Our expertise is recognised by our official role in the planning process. The Twentieth Century Society has to be consulted about any application for listed building consent involving demolition, anywhere in England. Although we don’t have the same legal role in Scotland, Wales and Northern Ireland, we are often asked to give our views on the future of important buildings of our period there.
We get to hear about threated buildings by lots of other routes too, and our members and supporters are always alert to threats and quick to let us know about them. Most societies like ours (such as the Victorian Society or the Ancient Monuments Society) can reckon on almost all the buildings of their period that should be listed already being safely included on the National Heritage List for England, which is run by Historic England. That’s not the case for us, and putting buildings forward for listing is a big part of what we do, and often a crucial early step in a campaign. We’ve called for much wider recognition for groups of C20 buildings, by designation of conservation areas, but generally our resources mean that we can only lend support to individual buildings if they are already listed, or we think they deserve to be.
Most churches in England and Wales do not need to apply for listed building consent and changes are managed through a separate system. C20 Society has to be consulted on these too, and has a specialist caseworker who does this.

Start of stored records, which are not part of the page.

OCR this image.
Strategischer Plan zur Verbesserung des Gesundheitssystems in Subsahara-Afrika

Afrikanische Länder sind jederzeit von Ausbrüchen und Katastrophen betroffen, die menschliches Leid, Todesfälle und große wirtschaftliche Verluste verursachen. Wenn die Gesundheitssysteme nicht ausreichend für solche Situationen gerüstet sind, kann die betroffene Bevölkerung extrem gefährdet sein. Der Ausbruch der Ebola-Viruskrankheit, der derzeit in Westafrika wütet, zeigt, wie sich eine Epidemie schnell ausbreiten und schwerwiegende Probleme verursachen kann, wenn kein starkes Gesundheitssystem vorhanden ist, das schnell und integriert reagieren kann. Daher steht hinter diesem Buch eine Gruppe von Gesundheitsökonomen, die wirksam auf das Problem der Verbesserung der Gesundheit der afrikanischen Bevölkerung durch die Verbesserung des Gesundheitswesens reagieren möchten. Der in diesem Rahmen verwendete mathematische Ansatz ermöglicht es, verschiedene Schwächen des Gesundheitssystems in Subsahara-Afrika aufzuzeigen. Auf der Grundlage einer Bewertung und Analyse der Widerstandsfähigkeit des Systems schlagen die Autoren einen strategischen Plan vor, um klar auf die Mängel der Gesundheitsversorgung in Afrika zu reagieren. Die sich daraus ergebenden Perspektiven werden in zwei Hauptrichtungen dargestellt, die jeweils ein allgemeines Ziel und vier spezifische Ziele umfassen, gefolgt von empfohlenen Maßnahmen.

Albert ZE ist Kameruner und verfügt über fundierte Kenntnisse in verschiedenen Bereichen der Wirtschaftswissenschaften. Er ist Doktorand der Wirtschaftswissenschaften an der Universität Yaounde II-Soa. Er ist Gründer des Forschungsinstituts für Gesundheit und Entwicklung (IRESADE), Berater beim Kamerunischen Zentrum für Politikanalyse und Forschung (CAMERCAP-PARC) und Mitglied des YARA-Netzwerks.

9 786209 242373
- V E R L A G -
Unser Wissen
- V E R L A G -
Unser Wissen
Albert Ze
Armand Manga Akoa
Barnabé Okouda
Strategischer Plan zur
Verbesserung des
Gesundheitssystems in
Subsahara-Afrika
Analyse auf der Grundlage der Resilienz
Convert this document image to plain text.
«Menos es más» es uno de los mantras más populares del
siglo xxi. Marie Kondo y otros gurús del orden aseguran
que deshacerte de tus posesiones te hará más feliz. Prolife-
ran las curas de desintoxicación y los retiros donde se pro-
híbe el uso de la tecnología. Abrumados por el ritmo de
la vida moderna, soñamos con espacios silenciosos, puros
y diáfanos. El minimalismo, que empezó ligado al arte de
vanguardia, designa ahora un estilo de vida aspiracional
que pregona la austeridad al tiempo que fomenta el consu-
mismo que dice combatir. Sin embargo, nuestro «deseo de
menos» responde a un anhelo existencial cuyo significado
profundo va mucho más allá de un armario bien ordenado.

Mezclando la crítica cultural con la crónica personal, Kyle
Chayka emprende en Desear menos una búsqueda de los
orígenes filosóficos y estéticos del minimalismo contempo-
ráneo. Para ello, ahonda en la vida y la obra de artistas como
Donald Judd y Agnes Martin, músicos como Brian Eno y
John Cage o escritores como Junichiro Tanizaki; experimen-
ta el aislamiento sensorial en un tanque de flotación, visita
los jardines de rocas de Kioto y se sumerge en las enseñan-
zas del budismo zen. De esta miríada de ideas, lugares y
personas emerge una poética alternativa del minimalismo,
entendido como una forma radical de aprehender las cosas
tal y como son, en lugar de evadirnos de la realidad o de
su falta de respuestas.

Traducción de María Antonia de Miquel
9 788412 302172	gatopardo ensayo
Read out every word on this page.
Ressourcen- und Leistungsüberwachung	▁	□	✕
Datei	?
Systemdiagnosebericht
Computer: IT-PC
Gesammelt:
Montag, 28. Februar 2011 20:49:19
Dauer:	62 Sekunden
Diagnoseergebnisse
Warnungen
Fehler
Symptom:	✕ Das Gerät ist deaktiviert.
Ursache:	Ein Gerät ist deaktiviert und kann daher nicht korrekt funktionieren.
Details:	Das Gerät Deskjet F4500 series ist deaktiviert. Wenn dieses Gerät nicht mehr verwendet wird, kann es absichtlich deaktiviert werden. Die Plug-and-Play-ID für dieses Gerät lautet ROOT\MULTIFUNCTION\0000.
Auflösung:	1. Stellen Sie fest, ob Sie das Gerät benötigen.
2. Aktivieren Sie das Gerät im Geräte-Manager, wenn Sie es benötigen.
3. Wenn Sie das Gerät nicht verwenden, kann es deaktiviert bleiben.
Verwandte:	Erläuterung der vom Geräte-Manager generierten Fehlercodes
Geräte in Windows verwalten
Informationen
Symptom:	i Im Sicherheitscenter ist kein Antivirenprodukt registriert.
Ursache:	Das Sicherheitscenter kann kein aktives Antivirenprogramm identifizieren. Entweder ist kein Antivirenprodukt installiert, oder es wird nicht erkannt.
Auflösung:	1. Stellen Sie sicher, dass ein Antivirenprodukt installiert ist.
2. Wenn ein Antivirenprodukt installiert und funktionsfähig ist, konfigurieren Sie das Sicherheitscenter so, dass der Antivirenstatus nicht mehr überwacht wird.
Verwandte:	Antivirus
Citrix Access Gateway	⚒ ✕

We encourage architects, developers and owners to consult with us before they put in planning applications, so that we can explain why we think a building is important and try to help them find solutions which meet their needs and preserve what’s special about it. Sometimes that’s not possible and we end up lobbying hard against the granting of permission. The caseworkers present cases at the monthly meeting of our expert Casework Committee, who guide them and can also advise on lobbying press, working with local groups and coming up with positive suggestions for alternative design approaches, or more radical lateral ideas.
In the last resort, if an application we’ve fought against gets permission, we can sometimes reverse the decision at a public inquiry or consistory court hearing, chaired by a planning inspector, or lawyer, who will make a recommendation to the Secretary of State. We have to think very carefully about whether to do this as it is very time consuming and can be expensive.